O caso ganhou força após a identificação de ao menos 158 contas abertas por pessoas escravizadas em documentos históricos do banco. O levantamento envolve cerca de 14 mil registros antigos catalogados no acervo da instituição.
A investigação tenta esclarecer se os valores chegaram a ser sacados, incorporados ao patrimônio do banco ou permaneceram sem destinação conhecida ao longo das décadas.
O sonho da alforria guardado em centavos
As apurações começaram após pesquisas históricas mostrarem que pessoas escravizadas usavam a poupança para guardar pequenas quantias em busca da alforria ou de alguma segurança financeira no futuro.
Criada ainda no período imperial, a Caixa Econômica permitia a abertura dessas contas mesmo antes da abolição da escravidão. Parte dos registros encontrados traz depósitos feitos diretamente pelos próprios escravizados.
O problema é que muitos documentos não mostram o encerramento das contas nem a devolução dos recursos. Diante da ausência de informações completas, o MPF passou a cobrar explicações sobre a metodologia usada pela Caixa para localizar os registros históricos.
A investigação também busca ampliar a digitalização do acervo e permitir acesso mais transparente aos documentos.
Herdeiros: o desafio de ligar o passado ao presente
A principal dificuldade agora está na identificação dos possíveis descendentes.
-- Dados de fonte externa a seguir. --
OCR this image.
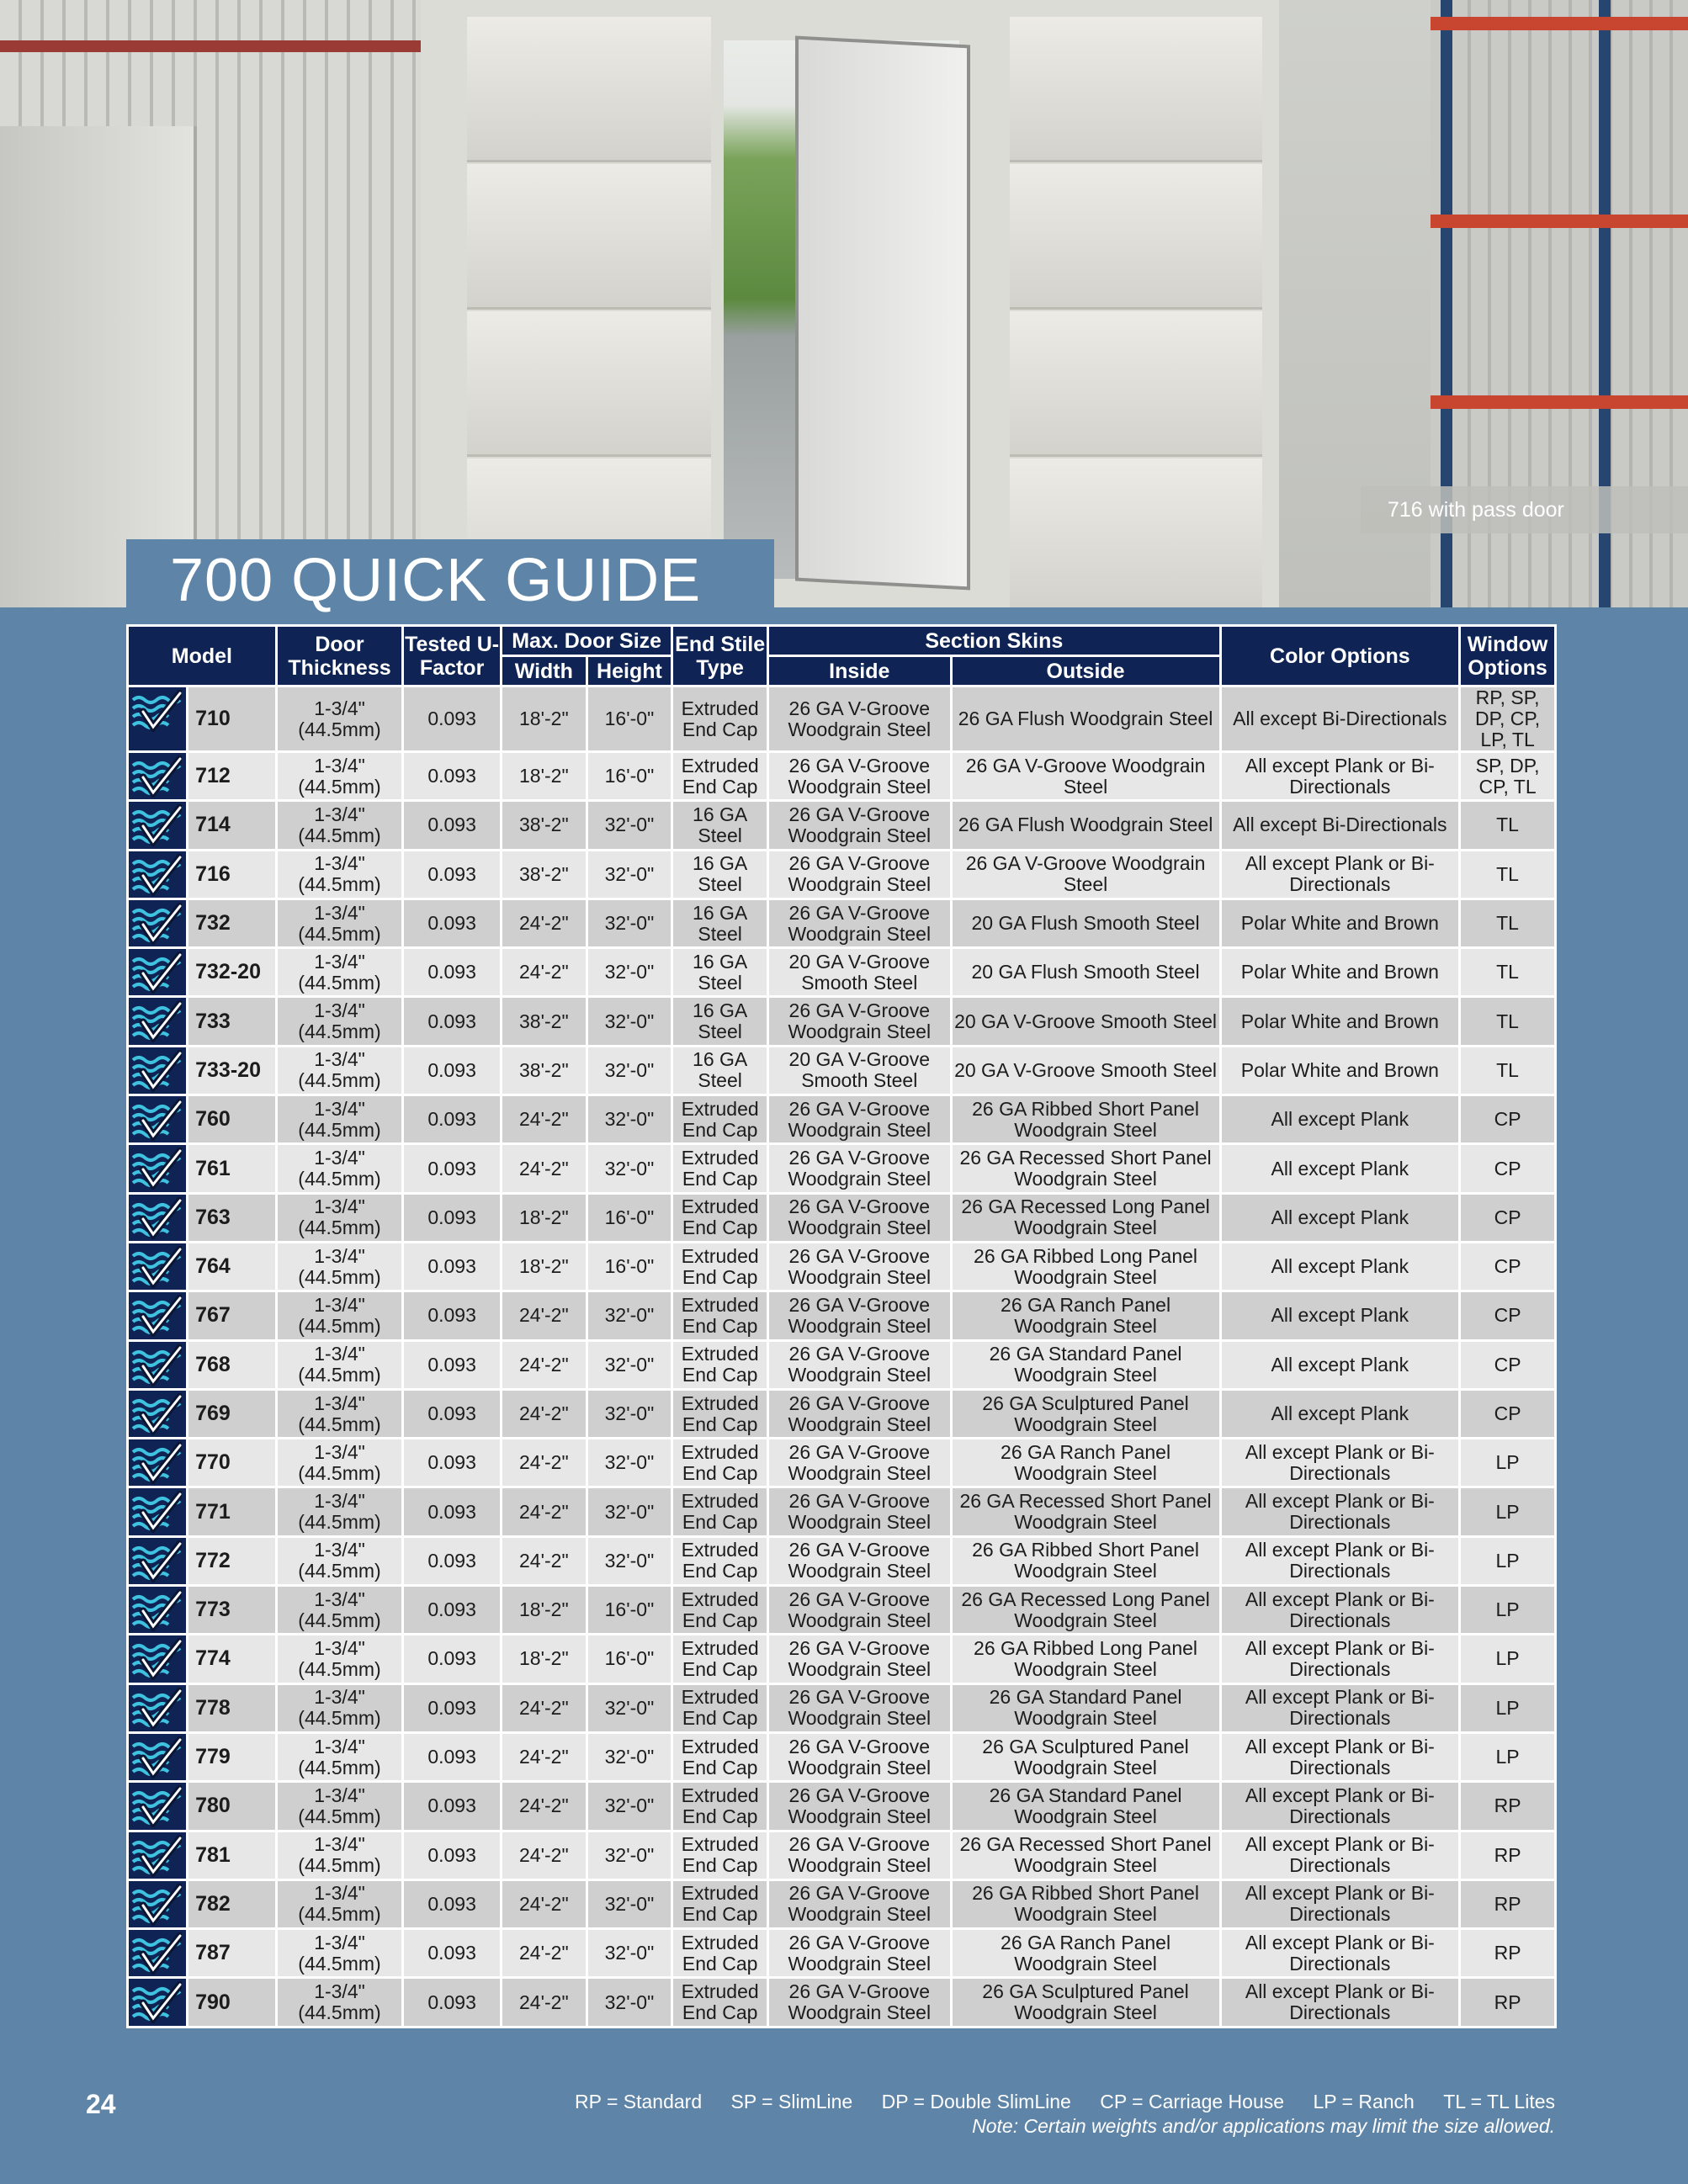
716 with pass door
700 QUICK GUIDE
Model		Door Thickness	Tested U-Factor	Max. Door Size		End Stile Type	Section Skins		Color Options	Window Options
				Width	Height		Inside	Outside		

	710	1-3/4" (44.5mm)	0.093	18'-2"	16'-0"	Extruded End Cap	26 GA V-Groove Woodgrain Steel	26 GA Flush Woodgrain Steel	All except Bi-Directionals	RP, SP, DP, CP, LP, TL

	712	1-3/4" (44.5mm)	0.093	18'-2"	16'-0"	Extruded End Cap	26 GA V-Groove Woodgrain Steel	26 GA V-Groove Woodgrain Steel	All except Plank or Bi-Directionals	SP, DP, CP, TL

	714	1-3/4" (44.5mm)	0.093	38'-2"	32'-0"	16 GA Steel	26 GA V-Groove Woodgrain Steel	26 GA Flush Woodgrain Steel	All except Bi-Directionals	TL

	716	1-3/4" (44.5mm)	0.093	38'-2"	32'-0"	16 GA Steel	26 GA V-Groove Woodgrain Steel	26 GA V-Groove Woodgrain Steel	All except Plank or Bi-Directionals	TL

	732	1-3/4" (44.5mm)	0.093	24'-2"	32'-0"	16 GA Steel	26 GA V-Groove Woodgrain Steel	20 GA Flush Smooth Steel	Polar White and Brown	TL

	732-20	1-3/4" (44.5mm)	0.093	24'-2"	32'-0"	16 GA Steel	20 GA V-Groove Smooth Steel	20 GA Flush Smooth Steel	Polar White and Brown	TL

	733	1-3/4" (44.5mm)	0.093	38'-2"	32'-0"	16 GA Steel	26 GA V-Groove Woodgrain Steel	20 GA V-Groove Smooth Steel	Polar White and Brown	TL

	733-20	1-3/4" (44.5mm)	0.093	38'-2"	32'-0"	16 GA Steel	20 GA V-Groove Smooth Steel	20 GA V-Groove Smooth Steel	Polar White and Brown	TL

	760	1-3/4" (44.5mm)	0.093	24'-2"	32'-0"	Extruded End Cap	26 GA V-Groove Woodgrain Steel	26 GA Ribbed Short Panel Woodgrain Steel	All except Plank	CP

	761	1-3/4" (44.5mm)	0.093	24'-2"	32'-0"	Extruded End Cap	26 GA V-Groove Woodgrain Steel	26 GA Recessed Short Panel Woodgrain Steel	All except Plank	CP

	763	1-3/4" (44.5mm)	0.093	18'-2"	16'-0"	Extruded End Cap	26 GA V-Groove Woodgrain Steel	26 GA Recessed Long Panel Woodgrain Steel	All except Plank	CP

	764	1-3/4" (44.5mm)	0.093	18'-2"	16'-0"	Extruded End Cap	26 GA V-Groove Woodgrain Steel	26 GA Ribbed Long Panel Woodgrain Steel	All except Plank	CP

	767	1-3/4" (44.5mm)	0.093	24'-2"	32'-0"	Extruded End Cap	26 GA V-Groove Woodgrain Steel	26 GA Ranch Panel Woodgrain Steel	All except Plank	CP

	768	1-3/4" (44.5mm)	0.093	24'-2"	32'-0"	Extruded End Cap	26 GA V-Groove Woodgrain Steel	26 GA Standard Panel Woodgrain Steel	All except Plank	CP

	769	1-3/4" (44.5mm)	0.093	24'-2"	32'-0"	Extruded End Cap	26 GA V-Groove Woodgrain Steel	26 GA Sculptured Panel Woodgrain Steel	All except Plank	CP

	770	1-3/4" (44.5mm)	0.093	24'-2"	32'-0"	Extruded End Cap	26 GA V-Groove Woodgrain Steel	26 GA Ranch Panel Woodgrain Steel	All except Plank or Bi-Directionals	LP

	771	1-3/4" (44.5mm)	0.093	24'-2"	32'-0"	Extruded End Cap	26 GA V-Groove Woodgrain Steel	26 GA Recessed Short Panel Woodgrain Steel	All except Plank or Bi-Directionals	LP

	772	1-3/4" (44.5mm)	0.093	24'-2"	32'-0"	Extruded End Cap	26 GA V-Groove Woodgrain Steel	26 GA Ribbed Short Panel Woodgrain Steel	All except Plank or Bi-Directionals	LP

	773	1-3/4" (44.5mm)	0.093	18'-2"	16'-0"	Extruded End Cap	26 GA V-Groove Woodgrain Steel	26 GA Recessed Long Panel Woodgrain Steel	All except Plank or Bi-Directionals	LP

	774	1-3/4" (44.5mm)	0.093	18'-2"	16'-0"	Extruded End Cap	26 GA V-Groove Woodgrain Steel	26 GA Ribbed Long Panel Woodgrain Steel	All except Plank or Bi-Directionals	LP

	778	1-3/4" (44.5mm)	0.093	24'-2"	32'-0"	Extruded End Cap	26 GA V-Groove Woodgrain Steel	26 GA Standard Panel Woodgrain Steel	All except Plank or Bi-Directionals	LP

	779	1-3/4" (44.5mm)	0.093	24'-2"	32'-0"	Extruded End Cap	26 GA V-Groove Woodgrain Steel	26 GA Sculptured Panel Woodgrain Steel	All except Plank or Bi-Directionals	LP

	780	1-3/4" (44.5mm)	0.093	24'-2"	32'-0"	Extruded End Cap	26 GA V-Groove Woodgrain Steel	26 GA Standard Panel Woodgrain Steel	All except Plank or Bi-Directionals	RP

	781	1-3/4" (44.5mm)	0.093	24'-2"	32'-0"	Extruded End Cap	26 GA V-Groove Woodgrain Steel	26 GA Recessed Short Panel Woodgrain Steel	All except Plank or Bi-Directionals	RP

	782	1-3/4" (44.5mm)	0.093	24'-2"	32'-0"	Extruded End Cap	26 GA V-Groove Woodgrain Steel	26 GA Ribbed Short Panel Woodgrain Steel	All except Plank or Bi-Directionals	RP

	787	1-3/4" (44.5mm)	0.093	24'-2"	32'-0"	Extruded End Cap	26 GA V-Groove Woodgrain Steel	26 GA Ranch Panel Woodgrain Steel	All except Plank or Bi-Directionals	RP

	790	1-3/4" (44.5mm)	0.093	24'-2"	32'-0"	Extruded End Cap	26 GA V-Groove Woodgrain Steel	26 GA Sculptured Panel Woodgrain Steel	All except Plank or Bi-Directionals	RP
24	RP = Standard SP = SlimLine DP = Double SlimLine CP = Carriage House LP = Ranch TL = TL Lites
Note: Certain weights and/or applications may limit the size allowed.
Muitos documentos do século XIX registravam apenas o primeiro nome da pessoa escravizada e o nome do proprietário, sem sobrenomes ou dados civis mais detalhados.
Especialistas avaliam que eventuais processos judiciais podem depender de provas indiretas, como registros de cartório, documentos religiosos, certidões antigas e estudos genealógicos produzidos por historiadores.
O debate também recoloca em evidência discussões sobre reparação histórica e preservação documental no país.
Da história para os tribunais: o que pode acontecer agora
O desfecho da investigação ainda é incerto, mas já existem duas possibilidades jurídicas em análise.
A primeira envolve ações coletivas voltadas à reparação histórica, com eventual destinação de recursos para fundos, projetos sociais ou iniciativas ligadas à memória da população negra brasileira.
A segunda hipótese envolve pedidos individuais feitos por famílias que consigam comprovar vínculo com os antigos titulares das contas.
Juristas apontam que uma eventual atualização monetária dos depósitos exigiria cálculos complexos por causa das mudanças de moeda ocorridas no país desde o século XIX.
Enquanto isso, o MPF segue pressionando a Caixa para ampliar a transparência sobre os documentos encontrados e concluir a catalogação do material histórico.